Similarly, TGI Friday’s CEO Ray Blanchette suggested to my colleague Peter Romeo that his chain’s ultimate size will be dictated by landlords. “What we’re trying to determine is how realistic landlords are going to be,” he said.
Mark Sellers, CEO of HopCat parent company BarFly Ventures, told a Michigan legislative committee last week that he expected “a giant wave of bankruptcies very soon.” BarFly filed for bankruptcy, defaulting on all of its restaurants’ leases. One location has been evicted.
Landlords in particular have either given most restaurants breaks on rent or have been prevented from evicting tenants.
That has likely kept down the number of bankruptcy filings and reduced the number of permanent closures that were expected in March once states began closing dining rooms.
In total, Chapter 11 bankruptcies soared 48% in May, according to data from Epiq Global.
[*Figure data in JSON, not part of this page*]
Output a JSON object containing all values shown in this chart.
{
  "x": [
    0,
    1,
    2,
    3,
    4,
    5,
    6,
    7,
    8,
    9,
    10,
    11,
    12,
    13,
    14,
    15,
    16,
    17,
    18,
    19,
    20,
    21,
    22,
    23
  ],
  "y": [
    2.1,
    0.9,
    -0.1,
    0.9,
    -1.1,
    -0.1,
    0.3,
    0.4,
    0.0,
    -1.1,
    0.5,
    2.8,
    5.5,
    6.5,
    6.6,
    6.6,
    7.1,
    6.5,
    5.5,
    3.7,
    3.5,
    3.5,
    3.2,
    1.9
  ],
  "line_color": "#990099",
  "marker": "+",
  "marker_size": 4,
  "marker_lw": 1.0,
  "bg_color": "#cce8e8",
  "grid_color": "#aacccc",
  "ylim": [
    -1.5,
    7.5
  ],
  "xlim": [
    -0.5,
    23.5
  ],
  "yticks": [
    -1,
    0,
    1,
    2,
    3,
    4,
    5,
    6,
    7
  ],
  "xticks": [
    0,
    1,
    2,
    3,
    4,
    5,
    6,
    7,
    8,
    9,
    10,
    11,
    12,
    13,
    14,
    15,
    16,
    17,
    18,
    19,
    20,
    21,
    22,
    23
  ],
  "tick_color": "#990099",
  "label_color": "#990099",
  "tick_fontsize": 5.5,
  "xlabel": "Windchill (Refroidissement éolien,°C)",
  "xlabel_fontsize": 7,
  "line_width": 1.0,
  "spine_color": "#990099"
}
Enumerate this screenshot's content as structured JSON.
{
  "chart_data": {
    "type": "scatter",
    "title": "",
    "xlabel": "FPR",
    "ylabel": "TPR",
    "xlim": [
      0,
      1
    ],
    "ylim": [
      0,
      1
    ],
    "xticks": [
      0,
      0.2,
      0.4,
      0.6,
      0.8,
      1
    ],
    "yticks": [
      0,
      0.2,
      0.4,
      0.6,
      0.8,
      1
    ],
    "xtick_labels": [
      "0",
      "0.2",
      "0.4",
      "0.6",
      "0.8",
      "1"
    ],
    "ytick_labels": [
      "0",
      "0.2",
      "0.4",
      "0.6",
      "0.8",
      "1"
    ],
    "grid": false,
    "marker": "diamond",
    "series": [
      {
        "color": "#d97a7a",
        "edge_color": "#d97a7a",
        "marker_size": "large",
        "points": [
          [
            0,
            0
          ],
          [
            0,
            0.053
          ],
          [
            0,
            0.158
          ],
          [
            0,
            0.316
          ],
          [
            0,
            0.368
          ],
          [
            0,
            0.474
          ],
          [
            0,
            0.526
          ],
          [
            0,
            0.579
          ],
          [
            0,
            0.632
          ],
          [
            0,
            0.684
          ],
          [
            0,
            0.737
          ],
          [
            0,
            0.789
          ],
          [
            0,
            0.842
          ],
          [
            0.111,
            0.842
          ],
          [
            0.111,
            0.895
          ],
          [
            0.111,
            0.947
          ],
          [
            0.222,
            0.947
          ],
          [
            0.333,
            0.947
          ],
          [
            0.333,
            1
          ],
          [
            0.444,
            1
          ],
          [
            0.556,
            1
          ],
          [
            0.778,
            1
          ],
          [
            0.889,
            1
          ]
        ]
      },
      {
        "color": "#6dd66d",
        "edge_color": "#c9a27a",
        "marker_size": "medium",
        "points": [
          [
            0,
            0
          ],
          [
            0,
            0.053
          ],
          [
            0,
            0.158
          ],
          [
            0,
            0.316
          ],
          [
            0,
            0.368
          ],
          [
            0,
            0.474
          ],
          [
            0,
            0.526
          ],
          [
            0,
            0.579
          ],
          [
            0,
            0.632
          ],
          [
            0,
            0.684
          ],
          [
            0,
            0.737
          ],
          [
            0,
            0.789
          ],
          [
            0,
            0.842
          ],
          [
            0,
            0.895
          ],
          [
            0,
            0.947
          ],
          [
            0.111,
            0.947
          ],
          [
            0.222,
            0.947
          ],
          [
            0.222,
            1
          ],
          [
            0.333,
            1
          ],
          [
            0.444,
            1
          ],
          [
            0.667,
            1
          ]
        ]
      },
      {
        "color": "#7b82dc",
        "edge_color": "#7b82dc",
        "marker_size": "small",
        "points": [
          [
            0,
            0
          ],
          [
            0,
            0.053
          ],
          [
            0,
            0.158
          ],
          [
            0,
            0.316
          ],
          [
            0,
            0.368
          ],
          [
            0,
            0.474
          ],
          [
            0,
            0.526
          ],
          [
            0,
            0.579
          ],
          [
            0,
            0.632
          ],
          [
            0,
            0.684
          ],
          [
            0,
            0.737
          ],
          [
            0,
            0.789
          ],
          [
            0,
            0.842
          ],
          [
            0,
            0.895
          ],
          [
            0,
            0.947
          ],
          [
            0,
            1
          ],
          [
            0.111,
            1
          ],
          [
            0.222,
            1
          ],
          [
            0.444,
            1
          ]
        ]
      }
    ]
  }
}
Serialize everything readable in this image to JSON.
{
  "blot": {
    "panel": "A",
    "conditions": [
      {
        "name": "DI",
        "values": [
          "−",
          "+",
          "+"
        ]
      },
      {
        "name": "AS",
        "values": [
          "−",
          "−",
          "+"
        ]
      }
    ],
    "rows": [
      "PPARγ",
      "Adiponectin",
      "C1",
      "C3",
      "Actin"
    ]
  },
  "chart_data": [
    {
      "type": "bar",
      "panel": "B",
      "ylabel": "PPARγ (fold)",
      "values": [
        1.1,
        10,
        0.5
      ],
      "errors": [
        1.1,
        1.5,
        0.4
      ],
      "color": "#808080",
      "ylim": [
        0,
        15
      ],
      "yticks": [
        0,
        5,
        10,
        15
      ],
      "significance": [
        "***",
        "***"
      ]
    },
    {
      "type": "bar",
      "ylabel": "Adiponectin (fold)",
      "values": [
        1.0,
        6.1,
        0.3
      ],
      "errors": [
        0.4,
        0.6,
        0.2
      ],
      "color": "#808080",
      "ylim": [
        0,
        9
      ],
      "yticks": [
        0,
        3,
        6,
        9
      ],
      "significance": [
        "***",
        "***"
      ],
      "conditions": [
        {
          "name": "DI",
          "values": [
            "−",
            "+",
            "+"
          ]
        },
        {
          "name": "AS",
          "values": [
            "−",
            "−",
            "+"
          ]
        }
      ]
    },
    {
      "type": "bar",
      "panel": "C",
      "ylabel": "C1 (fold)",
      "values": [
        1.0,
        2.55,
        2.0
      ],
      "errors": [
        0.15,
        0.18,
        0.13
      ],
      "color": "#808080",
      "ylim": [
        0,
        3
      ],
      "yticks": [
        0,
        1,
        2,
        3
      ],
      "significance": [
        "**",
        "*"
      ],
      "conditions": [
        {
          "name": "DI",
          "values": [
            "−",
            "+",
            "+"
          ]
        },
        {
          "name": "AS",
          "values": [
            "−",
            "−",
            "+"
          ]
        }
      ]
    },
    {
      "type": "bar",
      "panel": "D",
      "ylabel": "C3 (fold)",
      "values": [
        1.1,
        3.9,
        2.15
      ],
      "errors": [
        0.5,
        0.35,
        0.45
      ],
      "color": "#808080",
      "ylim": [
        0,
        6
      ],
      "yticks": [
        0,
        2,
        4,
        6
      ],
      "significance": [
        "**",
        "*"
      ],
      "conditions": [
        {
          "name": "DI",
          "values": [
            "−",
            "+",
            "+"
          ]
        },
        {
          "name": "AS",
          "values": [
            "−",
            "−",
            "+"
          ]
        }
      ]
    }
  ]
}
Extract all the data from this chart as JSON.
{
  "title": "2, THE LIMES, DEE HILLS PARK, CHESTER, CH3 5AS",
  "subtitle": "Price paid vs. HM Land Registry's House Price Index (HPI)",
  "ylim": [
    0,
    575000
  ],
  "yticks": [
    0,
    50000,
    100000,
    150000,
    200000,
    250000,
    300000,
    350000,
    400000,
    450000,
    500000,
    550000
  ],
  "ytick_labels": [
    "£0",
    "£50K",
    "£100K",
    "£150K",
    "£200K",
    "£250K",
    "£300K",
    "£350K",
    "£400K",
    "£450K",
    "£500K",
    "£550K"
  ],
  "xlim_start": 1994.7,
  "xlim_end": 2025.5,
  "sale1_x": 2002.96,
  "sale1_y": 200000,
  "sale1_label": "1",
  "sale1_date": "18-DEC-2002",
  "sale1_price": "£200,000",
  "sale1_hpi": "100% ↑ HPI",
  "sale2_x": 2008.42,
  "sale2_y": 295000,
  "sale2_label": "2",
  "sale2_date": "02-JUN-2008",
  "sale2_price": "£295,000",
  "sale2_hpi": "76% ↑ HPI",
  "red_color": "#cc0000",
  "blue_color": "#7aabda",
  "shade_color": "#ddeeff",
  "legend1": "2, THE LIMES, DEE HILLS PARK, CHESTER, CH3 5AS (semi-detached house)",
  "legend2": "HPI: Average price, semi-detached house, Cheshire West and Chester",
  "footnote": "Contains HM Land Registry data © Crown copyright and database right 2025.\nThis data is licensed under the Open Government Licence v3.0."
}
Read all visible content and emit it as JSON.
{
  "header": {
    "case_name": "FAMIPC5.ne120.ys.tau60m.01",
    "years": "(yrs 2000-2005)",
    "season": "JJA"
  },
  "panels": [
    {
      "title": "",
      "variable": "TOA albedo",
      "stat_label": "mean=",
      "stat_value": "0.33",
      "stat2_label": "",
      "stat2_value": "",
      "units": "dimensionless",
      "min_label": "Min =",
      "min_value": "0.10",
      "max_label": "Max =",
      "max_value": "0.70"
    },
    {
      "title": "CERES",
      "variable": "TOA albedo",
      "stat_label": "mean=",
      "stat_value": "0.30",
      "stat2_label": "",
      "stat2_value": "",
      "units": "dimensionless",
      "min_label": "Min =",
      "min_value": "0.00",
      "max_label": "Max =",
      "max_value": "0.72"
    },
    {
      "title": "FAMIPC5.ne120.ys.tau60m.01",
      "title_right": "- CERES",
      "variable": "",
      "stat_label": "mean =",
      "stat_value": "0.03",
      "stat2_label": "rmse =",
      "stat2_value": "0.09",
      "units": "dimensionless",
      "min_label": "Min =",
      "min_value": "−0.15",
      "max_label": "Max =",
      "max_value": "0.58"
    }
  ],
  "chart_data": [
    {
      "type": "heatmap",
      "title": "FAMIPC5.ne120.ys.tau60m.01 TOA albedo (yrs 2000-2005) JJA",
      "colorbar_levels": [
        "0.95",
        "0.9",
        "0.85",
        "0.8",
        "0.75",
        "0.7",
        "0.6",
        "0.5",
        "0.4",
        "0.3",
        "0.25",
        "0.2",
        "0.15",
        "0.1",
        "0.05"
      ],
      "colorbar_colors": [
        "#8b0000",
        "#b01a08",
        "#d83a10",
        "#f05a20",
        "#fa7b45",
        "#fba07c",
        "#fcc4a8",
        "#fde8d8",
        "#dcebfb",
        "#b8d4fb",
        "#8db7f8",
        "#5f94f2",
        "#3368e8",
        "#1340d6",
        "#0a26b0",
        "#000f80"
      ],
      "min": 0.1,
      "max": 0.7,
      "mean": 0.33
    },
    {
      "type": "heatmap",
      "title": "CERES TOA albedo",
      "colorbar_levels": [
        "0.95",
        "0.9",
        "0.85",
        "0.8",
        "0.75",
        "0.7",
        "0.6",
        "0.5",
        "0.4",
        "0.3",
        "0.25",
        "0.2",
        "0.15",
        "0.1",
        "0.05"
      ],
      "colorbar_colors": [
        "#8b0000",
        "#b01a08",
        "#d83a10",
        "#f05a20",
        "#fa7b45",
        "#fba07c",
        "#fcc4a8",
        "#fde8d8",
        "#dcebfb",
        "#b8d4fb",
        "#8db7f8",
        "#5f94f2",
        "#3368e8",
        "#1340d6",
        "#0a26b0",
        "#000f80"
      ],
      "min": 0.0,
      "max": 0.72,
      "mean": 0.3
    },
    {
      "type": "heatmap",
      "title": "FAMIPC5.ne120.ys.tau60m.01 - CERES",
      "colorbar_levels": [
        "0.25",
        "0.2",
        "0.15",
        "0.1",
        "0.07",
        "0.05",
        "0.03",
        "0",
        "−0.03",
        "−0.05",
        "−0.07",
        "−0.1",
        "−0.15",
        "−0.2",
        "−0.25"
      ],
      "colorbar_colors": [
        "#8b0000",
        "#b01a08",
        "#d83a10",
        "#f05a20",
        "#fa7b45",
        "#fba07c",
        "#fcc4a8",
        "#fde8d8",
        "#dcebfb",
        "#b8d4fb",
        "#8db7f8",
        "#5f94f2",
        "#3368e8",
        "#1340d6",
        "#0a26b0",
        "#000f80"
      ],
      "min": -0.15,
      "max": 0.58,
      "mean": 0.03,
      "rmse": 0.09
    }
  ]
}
Since the pandemic shutdown began a half-dozen restaurant chains have sought federal debt protection.
While that is still quite a bit, it remains far below expectations from attorneys and others who expected a massive backlog of filings.
After all, we thought, how would restaurants pay their rent or lease payments if they couldn’t generate any revenue?
Yet landlords faced their own problems if they suddenly demanded rent, after all, in the form of large numbers of vacancies. They also understood the challenge at hand, and most appeared willing to hold off on collecting rent.
But the breaks have come in the form of deferrals. That means the restaurant companies will have to pay their landlords someday. And that someday could come this summer.
Sales have broadly improved in the industry in recent weeks, to the point that fast-food sales are largely up over where they were a year ago. And casual dining chains have regained sales through takeout and delivery.
Those sales are improving further as states ease restrictions on dine-in service. Landlords could well see this and demand their rent. And landlords have their own loans and financial challenges to worry about.
Yet a lot of restaurant companies are having major challenges at the moment. To wit: The Wall Street Journal reported on Sunday that CEC Entertainment, the parent company of Chuck E. Cheese’s, is working with lenders to avoid that fate.
Numerous companies have seen their bond ratings downgraded since the pandemic began, and many publicly traded companies themselves are in danger of a filing in the coming months.
Red Robin Gourmet Burgers and Potbelly, for instance, have recently published some form of going-concern warnings in their public documents.
As such, many companies can only go so long carrying money-losing restaurants.
While landlords will certainly wield considerable power in determining the size of the restaurant business, the real power will nevertheless rest with consumers. How fast they return to normal in the coming months will go a long way toward determining the financial viability for a lot of restaurant companies.
If companies such as Ruby Tuesday only get a fraction of their pre-coronavirus sales in the coming months, the decision to close more locations gets that much easier—and probably necessary.
Will it go so far as a “bloodbath?” That remains to be seen. But the industry is not out of the woods yet.